There was nothing unusual about the two-out, second-inning grounder hit by Ryon Healy to third base. It wasn’t hit overly hard. There wasn’t much spin. It was routine. It just clanged off the glove of Red Sox rookie third baseman Yoan Moncada in Sunday’s 1-0 walkoff loss to the Oakland A’s.
That can happen to a veteran major leaguer as well. But when the No. 1 prospect in major league baseball does it, one who has been hyped as tall as the Hancock Tower, you notice it just a little bit more.
Yet, it was an education; a game where Moncada learned a thing or two on the job. A learning experience in which he likely got closer to figuring out what the major leagues are all about.

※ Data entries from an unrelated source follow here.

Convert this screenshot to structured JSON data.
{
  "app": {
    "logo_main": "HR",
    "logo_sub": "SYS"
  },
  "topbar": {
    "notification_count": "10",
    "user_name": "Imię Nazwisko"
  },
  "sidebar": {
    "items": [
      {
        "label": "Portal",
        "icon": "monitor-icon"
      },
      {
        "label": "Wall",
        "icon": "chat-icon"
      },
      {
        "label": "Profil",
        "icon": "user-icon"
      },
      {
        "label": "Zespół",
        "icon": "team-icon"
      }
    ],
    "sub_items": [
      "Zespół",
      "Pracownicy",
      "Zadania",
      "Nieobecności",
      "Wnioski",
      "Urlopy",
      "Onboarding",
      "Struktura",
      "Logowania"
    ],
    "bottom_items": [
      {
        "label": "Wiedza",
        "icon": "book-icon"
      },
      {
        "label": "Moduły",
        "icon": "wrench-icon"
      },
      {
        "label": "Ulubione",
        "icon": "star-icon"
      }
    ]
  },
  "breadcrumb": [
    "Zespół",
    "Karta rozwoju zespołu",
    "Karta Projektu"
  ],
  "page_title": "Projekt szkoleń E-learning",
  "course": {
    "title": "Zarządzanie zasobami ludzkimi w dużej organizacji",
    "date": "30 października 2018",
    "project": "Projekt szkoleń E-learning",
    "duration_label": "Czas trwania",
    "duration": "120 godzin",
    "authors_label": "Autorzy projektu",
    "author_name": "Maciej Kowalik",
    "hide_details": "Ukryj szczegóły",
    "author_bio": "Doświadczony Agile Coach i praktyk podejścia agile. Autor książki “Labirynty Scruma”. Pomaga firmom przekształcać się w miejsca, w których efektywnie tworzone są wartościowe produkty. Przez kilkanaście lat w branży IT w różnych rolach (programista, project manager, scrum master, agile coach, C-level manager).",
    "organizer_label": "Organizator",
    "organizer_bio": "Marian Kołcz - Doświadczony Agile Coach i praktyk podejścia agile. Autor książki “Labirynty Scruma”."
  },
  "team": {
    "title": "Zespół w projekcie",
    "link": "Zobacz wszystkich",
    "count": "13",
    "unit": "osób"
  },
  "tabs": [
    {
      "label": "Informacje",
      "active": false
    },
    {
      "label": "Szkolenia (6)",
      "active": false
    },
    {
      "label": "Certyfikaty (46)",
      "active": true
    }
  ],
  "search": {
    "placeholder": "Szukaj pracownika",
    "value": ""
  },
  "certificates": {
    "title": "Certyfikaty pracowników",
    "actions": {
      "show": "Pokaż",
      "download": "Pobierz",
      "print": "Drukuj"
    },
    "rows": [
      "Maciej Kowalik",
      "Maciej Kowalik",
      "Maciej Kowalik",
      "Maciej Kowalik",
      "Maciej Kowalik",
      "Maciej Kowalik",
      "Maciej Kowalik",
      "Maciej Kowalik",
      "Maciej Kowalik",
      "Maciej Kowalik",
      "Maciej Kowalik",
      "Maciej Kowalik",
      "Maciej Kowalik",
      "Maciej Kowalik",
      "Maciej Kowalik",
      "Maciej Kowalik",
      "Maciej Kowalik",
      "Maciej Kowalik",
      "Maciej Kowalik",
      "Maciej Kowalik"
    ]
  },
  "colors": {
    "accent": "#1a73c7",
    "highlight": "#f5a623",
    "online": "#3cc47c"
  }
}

We have seen the good — two more hits Sunday, four over the weekend batting eighth in the Sox lineup. We have seen a BB arm that gets the ball to first in a hurry. However, he has a penchant to hold on to the ball a tick too long. He hasn’t been victimized by it yet because his arm saves him, but one of these times he’s going to see a runner beat his arm because he held the ball too long.
This is a product of inexperience at the position, for one, and underestimating the speed of major league players for another.
And then there’s the base running. We’ve seen the plus-speed around the bases, even going through a Brian Butterfield stop sign Friday night and scoring easily. He’s already one of the fastest players in baseball. But in his first chance to be in a position to steal a base after a leadoff single in the third inning on Sunday, Moncada was picked off before A’s starter Kendall Graveman even threw a pitch to Jackie Bradley Jr.
Moncada stole 45 bases in the minors this season, so stealing bases is a big part of his offense. We were all looking forward to seeing that aspect of his game, but we didn’t see it for long on Sunday. Maybe it was being overaggressive on his lead and not knowing Graveman’s move to first, or simply reading it wrong, or simply zoning out for a second.
These are all things related to the speed of the major league game, which is a lot different than the speed of a Double A game, the highest level Moncada had known until his call-up on Friday.
These are all understandable issues the 21-year-old phenom must adapt to as he begins his major league career. There’s no reason for alarm because Moncada will figure it out. Of course, he’s figuring it out in the middle of a pennant race, so too many mistakes will likely cost him playing time. The Red Sox have veteran options in Aaron Hill and even Travis Shaw, so John Farrell doesn’t have to play him if the mistakes continue. There’s too much at stake.
On the other hand, he had two singles in four at-bats Sunday. He seemed to learn from his earlier issues and his defense got better.
When he singled in the seventh, Moncada already seemed to have learned from his second-inning mistake. He didn’t attempt anything early in Bradley’s at-bat, but then took off twice with great jumps as Bradley fouled off a couple of pitches before he walked to create a first-and-second, nobody-out situation in a scoreless game. Moncada advanced to third after a Dustin Pedroia fly out in the right-field corner, but was stranded.
In the bottom of the seventh, with the Sox trying to preserve Eduardo Rodriguez’s no-hit bid, Billy Butler hit a screaming line drive to third, which Moncada snared.
What a team wants from a kid coming up from the minors is a spark. For the most part, Moncada’s early experience has provided that. Andrew Benintendi gave the Red Sox a spark when he came up, but he, too, had his hiccups, including the ball he lost in the lights that cost the Sox a game. He also jumped over the fence to help win a game, so things evened out.
But even with the early error Sunday, Moncada got more confident in the field. He picked off the line drive, then handled two ground balls in the eighth to help Rodriguez get some quick outs in his quest for the no-hitter. On the two grounders, he didn’t hold the ball too long and again showed off his arm. He grounded out in the ninth, yet busted it down the line. It didn’t happen on Sunday, but he’ll force infielders into making bad throws at times because he’s so fast.
It was a great snapshot of a kid learning the major league game. The takeaways are that Moncada isn’t always going to play like a great prospect, that there’s still a learning curve, but he definitely doesn’t get down on himself.
Rather than fall apart, he picked himself up and made very good plays the rest of the way.